We have also seen similar missteps in India, where the Indian Council of Medical Research’s (ICMR) director general issued a stern directive in his letter in July to 12 hospitals participating in trials for Bharat Biotech’s vaccine Covaxin, demanding that all trials—Phase 1, 2 and 3—should be completed within six weeks so a success could be announced on August 15, which is India’s Independence Day. After an outcry, the ICMR claimed that it was not a directive but a suggestion, with no explanation about why such a harebrained suggestion should have been made in the first place.

Once a vaccine is found to be successful in the Phase 3 trials, it might appear that our problems would be over quickly. Not so fast—we then have the formidable challenge of making it available to at least 4 to 5 billion people for creating herd immunity. This means producing about 8 to 9 billion doses, as a number of these vaccines are two-shot vaccines. We then have the even more challenging task of setting up supply chains to provide vaccines to centers all over each country before people can be vaccinated. The CEO of Serum Institute, the largest generic vaccine manufacturer in the world, has already flagged that India will need about $10.7 billion to procure and deliver the vaccine, a further challenge to the government’s finances.
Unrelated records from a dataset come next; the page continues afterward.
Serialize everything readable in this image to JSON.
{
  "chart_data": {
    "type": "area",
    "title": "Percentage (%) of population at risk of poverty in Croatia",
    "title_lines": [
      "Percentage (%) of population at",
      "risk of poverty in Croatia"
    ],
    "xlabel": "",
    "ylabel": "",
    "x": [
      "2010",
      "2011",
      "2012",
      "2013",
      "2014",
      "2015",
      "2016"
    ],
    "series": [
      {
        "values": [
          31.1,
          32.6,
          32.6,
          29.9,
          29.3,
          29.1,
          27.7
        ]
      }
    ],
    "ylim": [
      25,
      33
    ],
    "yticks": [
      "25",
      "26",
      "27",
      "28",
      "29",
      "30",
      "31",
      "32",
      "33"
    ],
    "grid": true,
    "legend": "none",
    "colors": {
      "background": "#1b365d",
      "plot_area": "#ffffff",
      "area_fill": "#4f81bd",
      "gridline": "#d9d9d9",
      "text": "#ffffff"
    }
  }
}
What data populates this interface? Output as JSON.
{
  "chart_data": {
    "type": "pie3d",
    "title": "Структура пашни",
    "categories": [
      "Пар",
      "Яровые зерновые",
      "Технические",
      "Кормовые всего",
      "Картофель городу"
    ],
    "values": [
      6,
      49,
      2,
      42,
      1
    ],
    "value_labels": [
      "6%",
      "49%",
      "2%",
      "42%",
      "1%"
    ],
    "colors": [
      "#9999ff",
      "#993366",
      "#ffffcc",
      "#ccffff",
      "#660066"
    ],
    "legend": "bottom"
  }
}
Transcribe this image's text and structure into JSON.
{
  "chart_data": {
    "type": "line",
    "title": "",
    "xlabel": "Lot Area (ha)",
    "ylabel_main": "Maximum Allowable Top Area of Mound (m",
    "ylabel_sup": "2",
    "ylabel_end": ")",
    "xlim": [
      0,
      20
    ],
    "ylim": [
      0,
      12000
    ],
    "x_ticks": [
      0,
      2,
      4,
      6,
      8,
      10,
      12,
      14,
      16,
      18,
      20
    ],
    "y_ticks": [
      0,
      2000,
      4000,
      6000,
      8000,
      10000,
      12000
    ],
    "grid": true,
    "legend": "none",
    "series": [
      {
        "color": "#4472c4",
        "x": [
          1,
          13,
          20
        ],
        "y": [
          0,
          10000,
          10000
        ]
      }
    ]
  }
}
Several manufacturers in India have ramped up vaccine production capacity, so they may be able to produce the vaccines, even though they may not meet the requirements quickly. But an even more daunting task is to create the entire cold chain (temperature-controlled supply chain for all the elements of storage and distribution) for supplying the vaccines to the vaccination centers.
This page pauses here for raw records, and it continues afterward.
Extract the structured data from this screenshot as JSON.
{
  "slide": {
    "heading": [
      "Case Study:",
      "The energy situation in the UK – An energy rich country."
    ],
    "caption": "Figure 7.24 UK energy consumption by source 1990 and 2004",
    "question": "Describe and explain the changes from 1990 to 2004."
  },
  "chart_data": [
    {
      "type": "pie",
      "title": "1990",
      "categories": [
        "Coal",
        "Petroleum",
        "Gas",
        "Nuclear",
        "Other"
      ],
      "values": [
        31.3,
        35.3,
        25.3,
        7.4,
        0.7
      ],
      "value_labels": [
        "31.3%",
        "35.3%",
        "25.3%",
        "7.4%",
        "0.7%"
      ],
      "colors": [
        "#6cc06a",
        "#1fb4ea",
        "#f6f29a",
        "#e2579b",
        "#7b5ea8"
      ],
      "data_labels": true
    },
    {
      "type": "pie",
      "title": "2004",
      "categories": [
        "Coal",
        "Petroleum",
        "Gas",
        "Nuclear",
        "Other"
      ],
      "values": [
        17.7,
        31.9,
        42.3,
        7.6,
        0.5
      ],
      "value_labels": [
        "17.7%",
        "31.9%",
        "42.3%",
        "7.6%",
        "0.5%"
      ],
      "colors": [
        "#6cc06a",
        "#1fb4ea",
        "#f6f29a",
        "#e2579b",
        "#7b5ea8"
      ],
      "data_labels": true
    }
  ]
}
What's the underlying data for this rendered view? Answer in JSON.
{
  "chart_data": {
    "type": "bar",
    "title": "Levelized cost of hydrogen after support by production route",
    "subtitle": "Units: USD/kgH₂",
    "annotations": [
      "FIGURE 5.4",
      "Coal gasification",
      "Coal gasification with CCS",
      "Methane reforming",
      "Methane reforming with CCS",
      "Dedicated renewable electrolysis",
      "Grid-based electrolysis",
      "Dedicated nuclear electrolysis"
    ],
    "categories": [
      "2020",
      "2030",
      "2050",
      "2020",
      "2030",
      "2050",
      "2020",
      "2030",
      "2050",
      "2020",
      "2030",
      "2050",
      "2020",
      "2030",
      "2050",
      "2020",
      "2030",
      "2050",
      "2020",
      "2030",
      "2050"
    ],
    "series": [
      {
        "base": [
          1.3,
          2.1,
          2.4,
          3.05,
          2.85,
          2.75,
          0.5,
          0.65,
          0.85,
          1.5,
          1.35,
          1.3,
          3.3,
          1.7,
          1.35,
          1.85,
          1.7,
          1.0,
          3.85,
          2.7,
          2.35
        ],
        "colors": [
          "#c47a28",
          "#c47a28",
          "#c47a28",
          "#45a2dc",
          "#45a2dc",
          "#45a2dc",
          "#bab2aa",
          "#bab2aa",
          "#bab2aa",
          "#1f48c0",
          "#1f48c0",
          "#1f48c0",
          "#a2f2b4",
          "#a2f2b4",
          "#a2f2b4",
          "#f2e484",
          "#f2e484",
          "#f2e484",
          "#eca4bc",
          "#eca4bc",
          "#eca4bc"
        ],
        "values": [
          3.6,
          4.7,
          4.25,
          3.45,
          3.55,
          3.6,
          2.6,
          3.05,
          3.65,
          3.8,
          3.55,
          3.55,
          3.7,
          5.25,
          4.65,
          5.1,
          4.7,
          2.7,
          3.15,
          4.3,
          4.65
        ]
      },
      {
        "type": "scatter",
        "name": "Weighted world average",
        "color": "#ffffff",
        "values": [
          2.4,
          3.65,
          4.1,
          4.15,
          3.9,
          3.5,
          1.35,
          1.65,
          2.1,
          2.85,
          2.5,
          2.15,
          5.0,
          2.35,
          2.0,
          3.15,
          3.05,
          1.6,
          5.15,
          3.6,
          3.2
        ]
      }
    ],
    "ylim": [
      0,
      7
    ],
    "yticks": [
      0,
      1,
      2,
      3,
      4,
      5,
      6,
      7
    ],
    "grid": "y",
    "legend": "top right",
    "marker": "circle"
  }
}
In case of the old-fashioned inactivated viruses, or the more recent use of adenovirus as vectorthe cold chain required is between 36 and 46 degrees Fahrenheit. This is the cold chain requirement for most commonly used vaccines including those for the flu and polio. For Moderna and Pfizer-BioNTech, both of whom have developed mRNA vaccines, however, the temperatures required are between -94 and -112 degrees Fahrenheit, a far more difficult task even for countries like the United States. If the mRNA vaccines are the ones that prove to be the successful ones and the others are not, building up a supply chain for the vaccines that can provide the colder range of storage for most of the world will take far more than a year.

The other challenge is that we have never vaccinated such large numbers in such a short time ever. In India, the pulse polio program uses oral drops and immunizes about 170 million children per year. This is still well below the required 1.5 to 2 billion vaccine shots for India, whether the AstraZeneca or the Gamaleya vaccine, both of which are two-shot vaccines. And for a two-shot vaccine, we have the added difficulty of tracking the people who have received the first shot so that they do not miss their second.
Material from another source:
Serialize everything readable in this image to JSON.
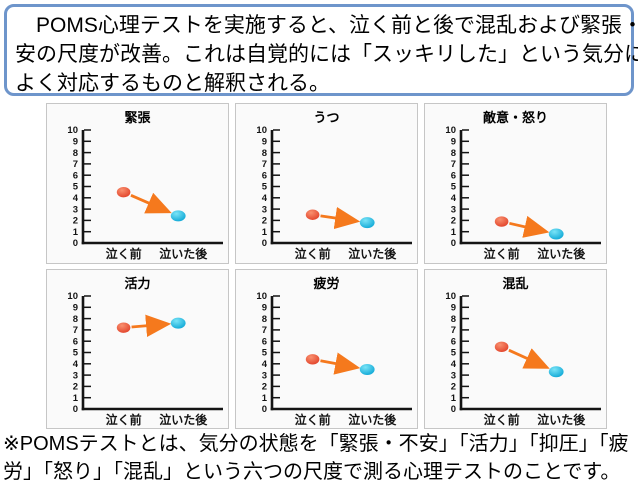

Even if the major economies can solve their problems of procuring the vaccines by jumping the queue with money or captive production capacities, what about the rest of the world? For them, the only major alternative is the WHO-Gavi-CEPI’s Covax platform, which requires at least $2 billion by December 2020. It has raised $700 million, and has commitments from 64 major countries for funds, but is still short by $700-800 million.

The U.S., having pulled out of WHO, is not a part of any global effort for vaccines and says that it might help others only after it has helped itself. Russia and China are not a part of the Covax and are working out bilateral programs along with clinical trials for sharing their vaccines.

If vaccine development was simply a scientific exercise, we should have been able to address the questions of when we should consider the clinical trial results satisfactory to start mass vaccination and which section of the people should get the vaccine and when, and at what cost. We would also have been able to discuss how to create the global and national infrastructure for all countries and all people to be safe. Instead, we see the ugly face of “vaccine nationalism,” with each country for itself, which will protect neither the nations nor their people. We’ve seen tech and trade wars; here come the vaccine wars.